Colombian miner Prodeco, a subsidiary of Switzerland-based trader Glencore, has declared force majeure on vessels waiting to load at the company's Puerto Prodeco coal export terminal after a week-long strike by private coal railway company Fenoco, sources said Tuesday.
This comes after Colombian miner Drummond also declared force majeure on vessels berthed at its own Puerto Drummond coal port (see story at 1152 GMT).
Glencore had no comment on the force majeure.
A source close to the company said that it was not a "blanket" force majeure on Prodeco's operations but was being done on a "case-by-case basis.”
The source said that the company was working with its customers to reschedule its thermal coal cargoes "to a later date as appropriate."
The source also said that fewer than five vessels have been affected.
Two coal industry sources -- a trader and a north European utility source -- contacted by Platts Tuesday confirmed that the force majeure was in place, in addition to a shipping broker source on Monday evening.
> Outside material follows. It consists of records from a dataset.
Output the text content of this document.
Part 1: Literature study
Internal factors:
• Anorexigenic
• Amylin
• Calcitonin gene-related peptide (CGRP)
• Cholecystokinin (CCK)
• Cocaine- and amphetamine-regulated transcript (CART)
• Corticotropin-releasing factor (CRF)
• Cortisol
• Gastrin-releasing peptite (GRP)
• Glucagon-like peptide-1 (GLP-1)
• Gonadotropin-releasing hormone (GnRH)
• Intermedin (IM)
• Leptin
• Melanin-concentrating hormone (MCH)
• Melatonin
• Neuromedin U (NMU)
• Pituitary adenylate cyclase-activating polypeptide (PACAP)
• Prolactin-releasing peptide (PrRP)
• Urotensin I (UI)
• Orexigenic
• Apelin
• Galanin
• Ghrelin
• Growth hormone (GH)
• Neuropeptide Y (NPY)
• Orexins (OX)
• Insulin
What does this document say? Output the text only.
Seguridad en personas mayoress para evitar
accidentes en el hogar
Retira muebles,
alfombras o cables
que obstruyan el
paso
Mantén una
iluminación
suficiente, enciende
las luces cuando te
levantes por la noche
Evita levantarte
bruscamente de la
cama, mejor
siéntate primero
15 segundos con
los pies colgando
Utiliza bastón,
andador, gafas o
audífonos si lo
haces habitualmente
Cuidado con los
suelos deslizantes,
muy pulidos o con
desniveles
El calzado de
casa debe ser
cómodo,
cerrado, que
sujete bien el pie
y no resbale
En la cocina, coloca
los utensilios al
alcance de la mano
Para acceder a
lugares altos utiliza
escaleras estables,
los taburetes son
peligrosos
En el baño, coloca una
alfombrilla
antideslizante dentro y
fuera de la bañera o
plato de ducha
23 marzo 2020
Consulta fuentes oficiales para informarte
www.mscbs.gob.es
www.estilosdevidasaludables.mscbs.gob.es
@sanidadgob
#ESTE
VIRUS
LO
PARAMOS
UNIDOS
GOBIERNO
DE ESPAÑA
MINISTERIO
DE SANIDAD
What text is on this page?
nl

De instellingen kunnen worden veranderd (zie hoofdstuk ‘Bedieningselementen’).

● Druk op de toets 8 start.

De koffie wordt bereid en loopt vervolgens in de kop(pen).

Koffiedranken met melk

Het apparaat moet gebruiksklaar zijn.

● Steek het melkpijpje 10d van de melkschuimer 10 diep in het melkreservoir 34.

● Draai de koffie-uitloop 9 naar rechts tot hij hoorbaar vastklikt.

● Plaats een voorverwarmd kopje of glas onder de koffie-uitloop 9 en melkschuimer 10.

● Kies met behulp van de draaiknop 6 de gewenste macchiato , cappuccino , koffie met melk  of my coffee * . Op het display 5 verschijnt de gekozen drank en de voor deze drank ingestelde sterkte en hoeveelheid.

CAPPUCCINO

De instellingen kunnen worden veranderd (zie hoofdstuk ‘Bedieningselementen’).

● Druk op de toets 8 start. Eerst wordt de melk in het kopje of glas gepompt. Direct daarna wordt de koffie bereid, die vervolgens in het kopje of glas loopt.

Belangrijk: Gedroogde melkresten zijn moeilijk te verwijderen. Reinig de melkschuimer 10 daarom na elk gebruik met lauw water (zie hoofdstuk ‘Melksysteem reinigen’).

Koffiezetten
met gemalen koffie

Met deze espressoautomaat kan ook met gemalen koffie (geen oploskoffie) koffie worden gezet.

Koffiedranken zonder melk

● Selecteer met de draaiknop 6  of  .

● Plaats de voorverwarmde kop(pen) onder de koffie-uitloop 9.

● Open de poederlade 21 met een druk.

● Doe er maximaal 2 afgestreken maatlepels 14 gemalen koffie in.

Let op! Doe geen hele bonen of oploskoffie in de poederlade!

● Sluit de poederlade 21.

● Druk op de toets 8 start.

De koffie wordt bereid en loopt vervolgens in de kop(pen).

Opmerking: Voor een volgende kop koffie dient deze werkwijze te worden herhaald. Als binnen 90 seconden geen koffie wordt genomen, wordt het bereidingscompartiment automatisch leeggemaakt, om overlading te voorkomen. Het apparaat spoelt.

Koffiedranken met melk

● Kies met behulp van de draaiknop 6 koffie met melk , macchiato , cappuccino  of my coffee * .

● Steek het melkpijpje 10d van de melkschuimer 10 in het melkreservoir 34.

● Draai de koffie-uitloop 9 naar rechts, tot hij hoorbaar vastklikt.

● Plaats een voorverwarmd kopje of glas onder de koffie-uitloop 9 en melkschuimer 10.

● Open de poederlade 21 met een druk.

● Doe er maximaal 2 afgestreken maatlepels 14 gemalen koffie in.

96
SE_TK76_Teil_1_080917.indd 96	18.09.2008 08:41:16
Workers at Fenoco, which transports thermal coal from producer Drummond, Prodeco, and Goldman Sachs-affiliate Colombian Natural Resources to coal ports in northern Colombia, went on strike on July 23 over pay and work conditions.
Alongside the Fenoco strike, there is also ongoing industrial action at the Prodeco-owned La Jagua 7 million mt/year thermal coal mine, which began July 19.
Prodeco produced 14.6 million mt of coal in 2011, but plans to increase annual output to 21 million mt/year by the end of 2013.